Modigliani de Mick Davis

Modigliani est un film britannique de Mick Davis sorti en 2004. Ce film est librement inspiré de la vie d’Amedeo Modigliani.

Nous sommes à Paris en 1919.
Le café La Rotonde, dans le XIVe arrondissement de Paris, est un des lieux de rendez-vous des artistes venus du monde entier et installés à Montparnasse… Un homme se distingue parmi ses artistes : Amedeo Modigliani.

Le film met en scène quelques moments de la vie de Modigliani, et plus particulièrement les derniers mois de sa vie. Modigliani, jeune peintre juif, est amoureux de Jeanne Hébuterne, jeune femme catholique. Ils ont une première fille Giovanna qui est envoyée au couvent en bas âge.
Démuni, Modigliani a pourtant besoin d’argent pour récupérer son enfant ainsi que pour sa vie dispendieuse (alcool, drogues, …). Il décide alors de s’inscrire à un concours d’artistes peintres, avec ses amis Chaïm Soutine, Maurice Utrillo, Diego Rivera … et Pablo Picasso.



Ce film exacerbe certains aspects rock'n'roll de la vie de Modigliani (amour, drogues, rivalités, violence, …) et met, hélas, ses activités artistiques au second plan.
En définitive, peu d’œuvres sont présentées, elles se situent majoritairement lors de l’exposition de Modigliani à la Galerie Berthe Weill et lors de la réception de Gertrude Stein.

Le film se caractérise par des anachronismes (la radio diffuse La Vie en rose d'Édith Piaf (1942), un accordéon joue Johnny tu n'es pas un ange (1937), Frida Kahlo, la femme de Diego Rivera est représentée adulte alors qu’elle était adolescente, …) et par de pures fictions (les tableaux présentés au concours n’existent pas tous, la rivalité entre Modigliani et Picasso, …)..

Hélas, de Paris, le spectateur ne perçoit rien car les décors ont été recréés en Roumanie.

La séquence de préparation des toiles par les peintres en vue du concours est accompagnée, trop facilement, d’un Ave Maria modernisé afin que le spectateur comprenne la dimension mystique de la scène qui confère à ces artistes le statut de demi-dieux.
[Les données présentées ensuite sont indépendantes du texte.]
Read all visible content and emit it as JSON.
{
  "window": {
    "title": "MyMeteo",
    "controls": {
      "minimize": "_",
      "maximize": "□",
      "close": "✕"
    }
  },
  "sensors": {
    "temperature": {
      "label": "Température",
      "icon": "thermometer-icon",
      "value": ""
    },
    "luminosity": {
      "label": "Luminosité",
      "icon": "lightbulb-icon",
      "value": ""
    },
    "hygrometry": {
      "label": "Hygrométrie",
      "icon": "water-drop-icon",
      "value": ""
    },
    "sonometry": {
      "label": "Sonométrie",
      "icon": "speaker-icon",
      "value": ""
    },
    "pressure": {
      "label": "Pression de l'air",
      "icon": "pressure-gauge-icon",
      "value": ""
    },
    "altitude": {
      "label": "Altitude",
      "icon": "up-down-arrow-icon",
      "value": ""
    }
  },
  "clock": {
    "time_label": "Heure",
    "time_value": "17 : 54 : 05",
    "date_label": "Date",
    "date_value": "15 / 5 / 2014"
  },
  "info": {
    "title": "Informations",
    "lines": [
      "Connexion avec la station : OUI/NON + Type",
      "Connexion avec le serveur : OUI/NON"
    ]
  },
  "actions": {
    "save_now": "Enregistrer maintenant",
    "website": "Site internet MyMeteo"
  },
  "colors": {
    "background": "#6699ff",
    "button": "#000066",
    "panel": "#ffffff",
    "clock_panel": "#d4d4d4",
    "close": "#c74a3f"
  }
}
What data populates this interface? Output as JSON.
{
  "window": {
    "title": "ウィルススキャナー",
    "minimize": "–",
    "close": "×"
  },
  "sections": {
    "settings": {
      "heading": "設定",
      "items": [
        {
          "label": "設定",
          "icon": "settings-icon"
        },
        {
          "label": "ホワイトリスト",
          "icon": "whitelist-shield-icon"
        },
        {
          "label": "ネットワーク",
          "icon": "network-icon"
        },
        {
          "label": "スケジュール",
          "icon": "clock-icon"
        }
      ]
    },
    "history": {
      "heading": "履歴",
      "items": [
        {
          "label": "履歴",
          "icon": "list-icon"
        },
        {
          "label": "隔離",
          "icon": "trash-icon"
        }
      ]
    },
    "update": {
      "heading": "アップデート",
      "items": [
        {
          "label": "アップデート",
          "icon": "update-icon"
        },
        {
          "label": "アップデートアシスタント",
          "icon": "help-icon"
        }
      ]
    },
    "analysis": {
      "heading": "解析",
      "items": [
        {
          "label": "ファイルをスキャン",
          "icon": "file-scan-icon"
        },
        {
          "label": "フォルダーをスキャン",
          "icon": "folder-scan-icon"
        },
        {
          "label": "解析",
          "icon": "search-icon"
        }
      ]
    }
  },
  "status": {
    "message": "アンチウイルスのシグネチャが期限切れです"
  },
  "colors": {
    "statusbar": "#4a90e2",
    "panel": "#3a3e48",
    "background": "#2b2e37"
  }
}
On notera que les artistes sont en transe comme si leur art était une drogue.

La scène de rencontre des trois figures que sont Renoir, Picasso et Modigliani est, à mon sens, la plus apaisée et la plus belle.

Les thèmes de Modigliani sont variés: les milieux artistiques parisiens au début du XXe siècle, la création artistique, les paradis artificiels dans ces milieux, l’amour, la folie, la mixité sociale et religieuse, l’irresponsabilité parentale, le mythe de l’artiste maudit, ...



Titre : Modigliani
Réalisation et scénario: Mick Davis
Musique : Guy Farley
Acteurs: Andy Garcia (Amedeo Modigliani), Elsa Zylberstein (Jeanne Hébuterne), Omid Djalili (Pablo Picasso), Hippolyte Girardot (Maurice Utrillo), Eva Herzigova (Olga Picasso), Udo Kier (Max Jacob), Susie Amy (Beatrice Hastings), Peter Capaldi (Jean Cocteau), Louis Hilyer (Zborowski), Stevan Rimkus (Soutine), Dan Astileanu (Diego Rivera), George Ivascu (Moise Kisling), Michelle Newell (Eudoxie Hébuterne), Frederico Ambrosino, Miriam Margolyes (Gertrude Stein), Irina Dinescu, Theodor Danetti (Renoir), Ion Siminie (Claude Monet), Béatrice Chiriac (Frida Kahlo), ...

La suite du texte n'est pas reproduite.